We need each other. We are not complete without the complex and diverse interactions between ourselves and those around us. People supply us with an ingredient that is missing—that we can not provide ourselves. They give us hope when ours is gone. They affirm us when we are unsure of our own value and abilities. They support us when we are weak. They love us when we are unlovable and lonely. They provide the sounding board for our ideas, goals, and dreams. They are the sandpaper that we all desperately need to smooth and redefine our rough, jagged edges.
Face it! We can not survive without them. The Bible is firm in its instruction of how we should walk together in unity and love.

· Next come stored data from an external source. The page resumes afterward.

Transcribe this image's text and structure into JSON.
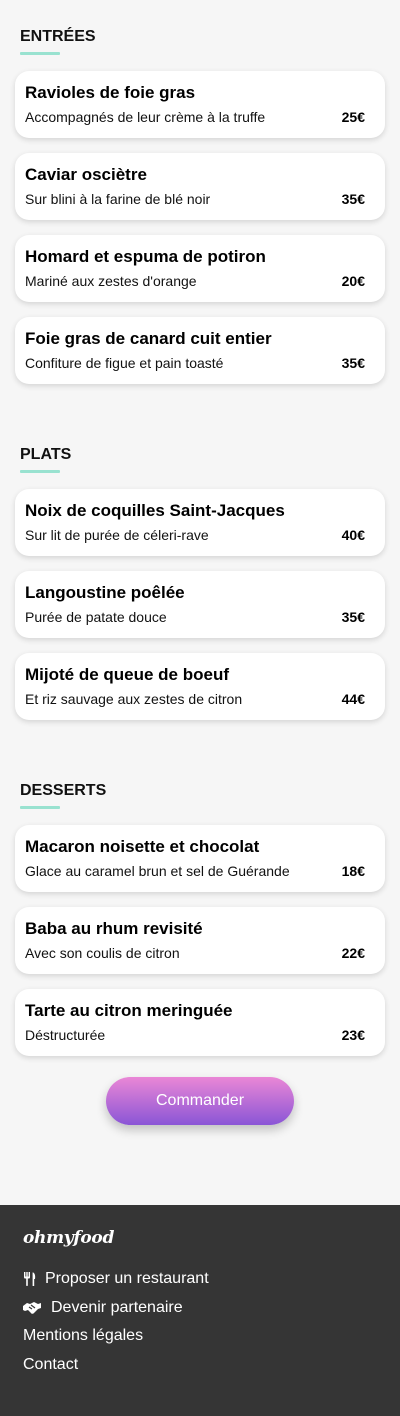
{
  "sections": [
    {
      "title": "ENTRÉES",
      "dishes": [
        {
          "name": "Ravioles de foie gras",
          "description": "Accompagnés de leur crème à la truffe",
          "price": "25€"
        },
        {
          "name": "Caviar osciètre",
          "description": "Sur blini à la farine de blé noir",
          "price": "35€"
        },
        {
          "name": "Homard et espuma de potiron",
          "description": "Mariné aux zestes d'orange",
          "price": "20€"
        },
        {
          "name": "Foie gras de canard cuit entier",
          "description": "Confiture de figue et pain toasté",
          "price": "35€"
        }
      ]
    },
    {
      "title": "PLATS",
      "dishes": [
        {
          "name": "Noix de coquilles Saint-Jacques",
          "description": "Sur lit de purée de céleri-rave",
          "price": "40€"
        },
        {
          "name": "Langoustine poêlée",
          "description": "Purée de patate douce",
          "price": "35€"
        },
        {
          "name": "Mijoté de queue de boeuf",
          "description": "Et riz sauvage aux zestes de citron",
          "price": "44€"
        }
      ]
    },
    {
      "title": "DESSERTS",
      "dishes": [
        {
          "name": "Macaron noisette et chocolat",
          "description": "Glace au caramel brun et sel de Guérande",
          "price": "18€"
        },
        {
          "name": "Baba au rhum revisité",
          "description": "Avec son coulis de citron",
          "price": "22€"
        },
        {
          "name": "Tarte au citron meringuée",
          "description": "Déstructurée",
          "price": "23€"
        }
      ]
    }
  ],
  "cta": {
    "label": "Commander"
  },
  "footer": {
    "logo": "ohmyfood",
    "links": [
      {
        "label": "Proposer un restaurant",
        "icon": "utensils-icon"
      },
      {
        "label": "Devenir partenaire",
        "icon": "handshake-icon"
      },
      {
        "label": "Mentions légales",
        "icon": ""
      },
      {
        "label": "Contact",
        "icon": ""
      }
    ]
  },
  "colors": {
    "accent_underline": "#99e2d0",
    "button_top": "#ea87d6",
    "button_bottom": "#8a55d6",
    "footer_bg": "#353535",
    "page_bg": "#f6f6f6"
  }
}
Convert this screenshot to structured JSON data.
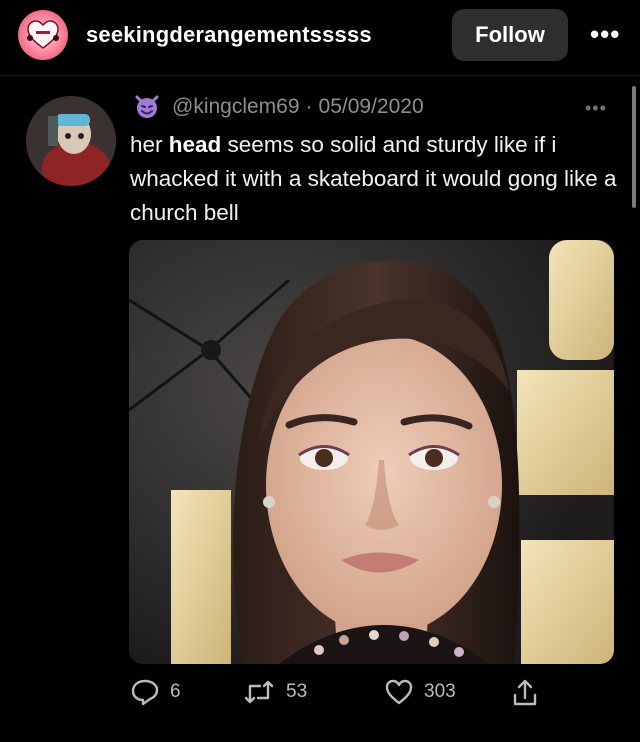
{
  "header": {
    "account_name": "seekingderangementsssss",
    "follow_label": "Follow",
    "more_label": "•••"
  },
  "tweet": {
    "handle": "@kingclem69",
    "separator": "·",
    "date": "05/09/2020",
    "more_label": "•••",
    "text_before": "her ",
    "text_bold": "head",
    "text_after": " seems so solid and sturdy like if i whacked it with a skateboard it would gong like a church bell"
  },
  "actions": {
    "replies": "6",
    "retweets": "53",
    "likes": "303"
  },
  "icons": {
    "profile": "heart-logo-icon",
    "emoji": "smiling-devil-icon",
    "reply": "reply-icon",
    "retweet": "retweet-icon",
    "like": "heart-icon",
    "share": "share-icon"
  }
}
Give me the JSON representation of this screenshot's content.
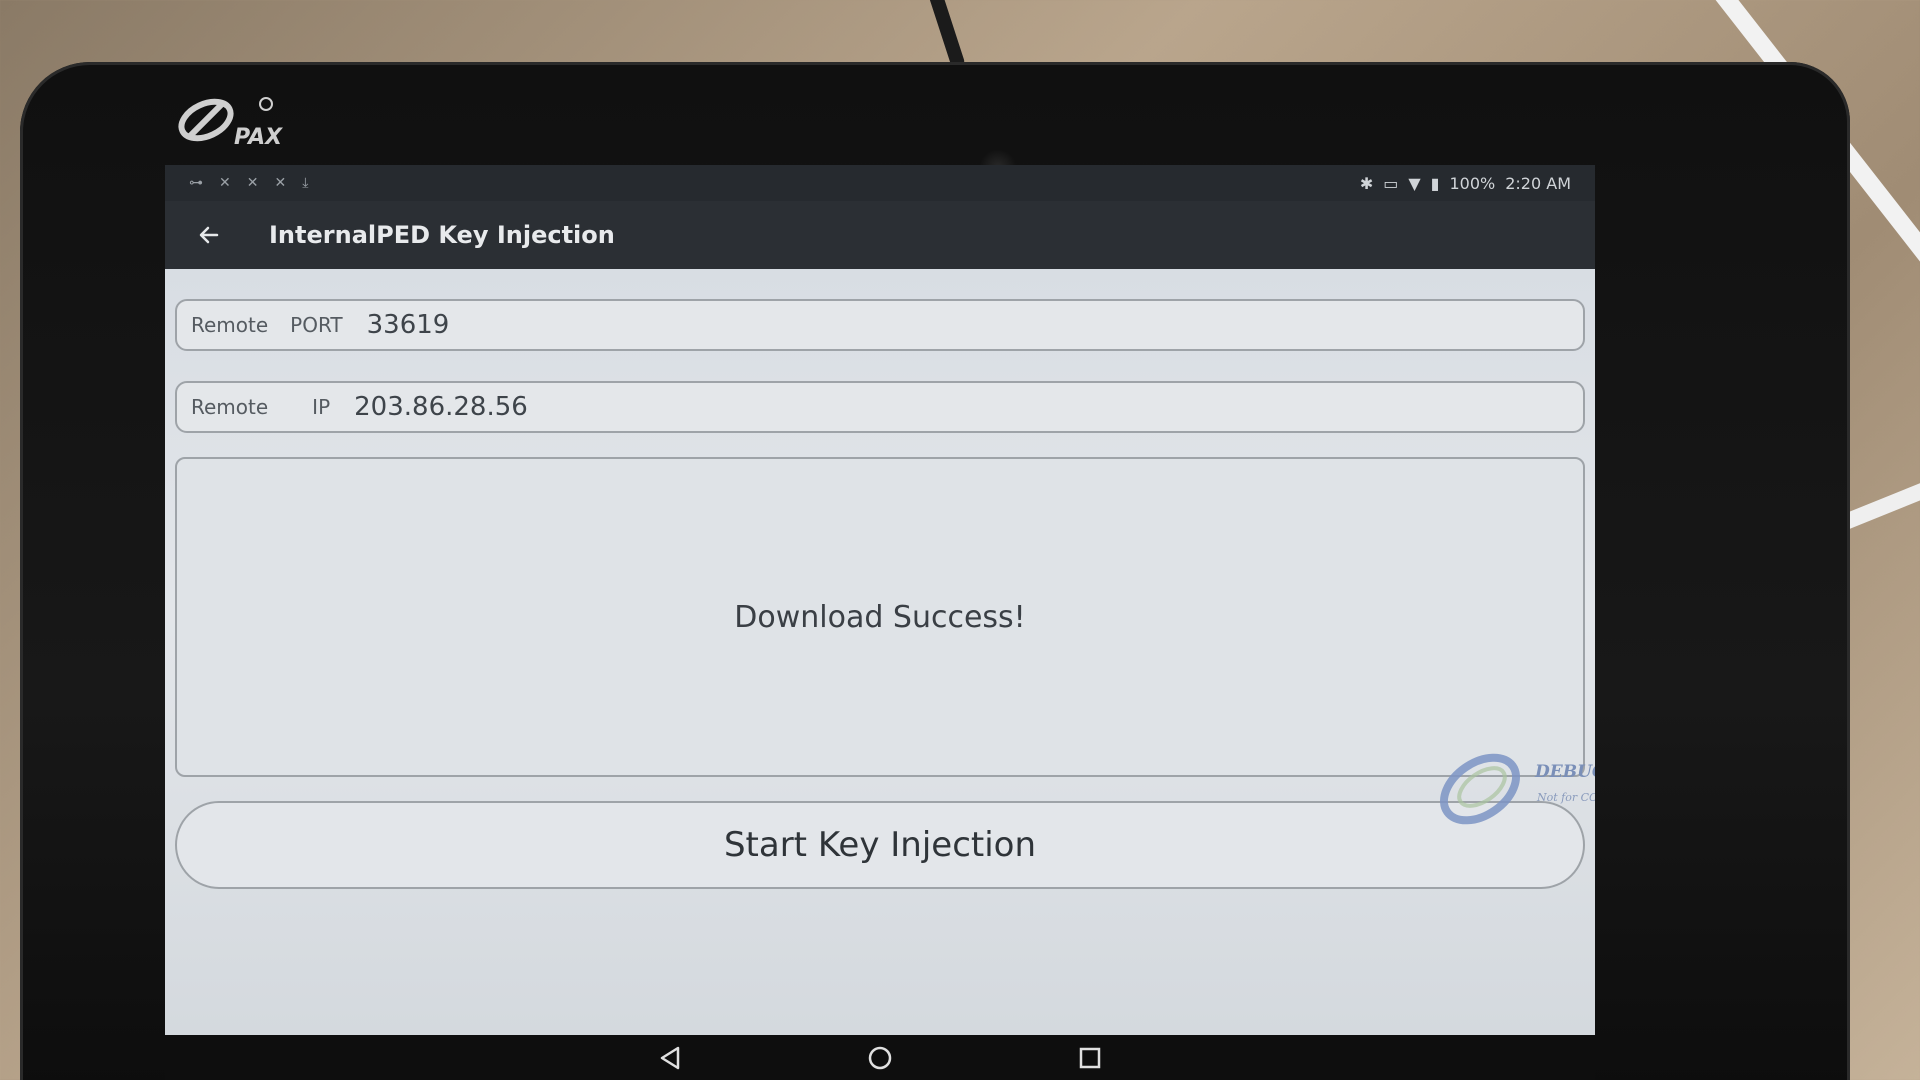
{
  "device": {
    "brand": "PAX"
  },
  "status_bar": {
    "left_icons": [
      "usb-icon",
      "notification-icon",
      "notification-icon",
      "notification-icon",
      "download-icon"
    ],
    "right_icons": [
      "bluetooth-icon",
      "cast-icon",
      "wifi-icon",
      "battery-icon"
    ],
    "battery": "100%",
    "time": "2:20 AM"
  },
  "app_bar": {
    "back_icon": "arrow-left-icon",
    "title": "InternalPED Key Injection"
  },
  "form": {
    "port": {
      "label_1": "Remote",
      "label_2": "PORT",
      "value": "33619"
    },
    "ip": {
      "label_1": "Remote",
      "label_2": "IP",
      "value": "203.86.28.56"
    }
  },
  "result": {
    "message": "Download Success!"
  },
  "actions": {
    "start_label": "Start Key Injection"
  },
  "watermark": {
    "line1": "DEBUG only",
    "line2": "Not for COMMERCIAL"
  },
  "nav_bar": {
    "icons": [
      "back-icon",
      "home-icon",
      "recents-icon"
    ]
  }
}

One of the greatest achievements anyone can accomplish is to become a lover of humanity, study mankind, and see others as unique creations of God.
If we can truly love each other, we have fulfilled the commandment, “Thou shalt love thy neighbor as thyself” (Leviticus 19:18), and the culmination of 1 Corinthians, chapter thirteen, “And now abideth, faith, hope, charity (love), these three; but the greatest of these is charity (love)” (1 Corinthians 13:13).
To be like Jesus—to replicate His values, concerns, heart of compassion—is to love and serve lost, lonely, struggling humanity. Jesus is in the “people” business, if we are to do His will and be like Him, we have to be in the “people” business too!
I once heard a mother make the statement, “love me, love my kids!” I think Jesus says the very same thing. Our relationships with each another is very important to Him. Our interaction with and dependency on others is inevitable, they are necessary—frustrating and valuable, loving and unlovable, affectionate and as prickly as a porcupine, but they’re why Christ came to earth—”to seek and to save that which was lost” (Luke 19:10).
We are in this thing called life together; we need each other. So until He comes, let us bear each other’s burdens and “so fulfill the law of Christ“ (Galatians 6:2).